Autoimmune manifestations (AIM) are associated to common variable immunodeficiency (CVI) in about 20 to 25% of the cases. This study presents the clinical, biological characteristics and the evolution of nine patients developing CVI and AIM. A peripheral B-cell compartment analysis has been performed in seven cases.


This multicenter retrospective study analyses nine patients, six men and three women, within a population of 32 CVI.


The mean age was 27 years at the time of diagnosis of AIM and 30 years at the time of diagnosis of CVI. The diagnosis of AIM preceded the diagnosis of CVI in five cases. Thirteen AIM of different types were observed: autoimmune hemolytic anemia (AHA, 3), immune thrombocytopenic purpura (ITP, 2), Evan's syndrome (2), primary biliary cirrhosis (1), rheumatoid arthritis (1), alopecia totalis (1), myasthenia gravis (1). The peripheral B-cell compartment was investigated in seven patients: five patients with autoimmune cytopenia presented with a diminution of memory B cells (CD27+IgD-) and immature B cells (CD21-) levels; the patient with primary biliary cirrhosis and myasthenia gravis had only a diminution of memory B cells level; the last patient with ITP presented with a normal level of memory B cells.
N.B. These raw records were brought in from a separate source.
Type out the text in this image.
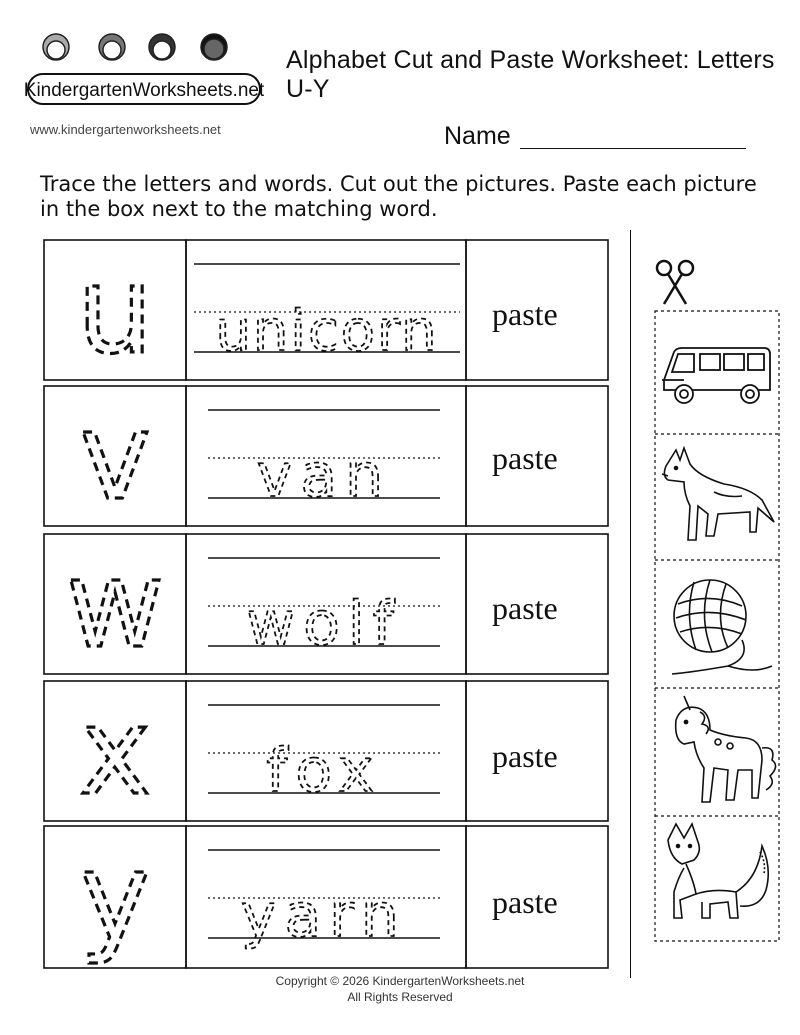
KindergartenWorksheets.net
www.kindergartenworksheets.net
Alphabet Cut and Paste Worksheet: Letters U-Y
Name
Trace the letters and words. Cut out the pictures. Paste each picture
in the box next to the matching word.
u unicorn
v van
w wolf
x fox
y yarn
paste
paste
paste
paste
paste
Copyright © 2026 KindergartenWorksheets.net
All Rights Reserved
Five among the seven patients with autoimmune cytopenia required a specific treatment using corticosteroids, high dosages of intravenous immunoglobulin, then splenectomy after failure of the medical management, with severe infectious complications in one case.


The association of AIM and CVI is not fortuitous. The most common AIM is autoimmune cytopenia. The peripheral B-cell compartment analyses show that a majority of patients have a defect in memory B-cells. Treatment regimens are not standardized and splenectomy increases the risk of infectious complications.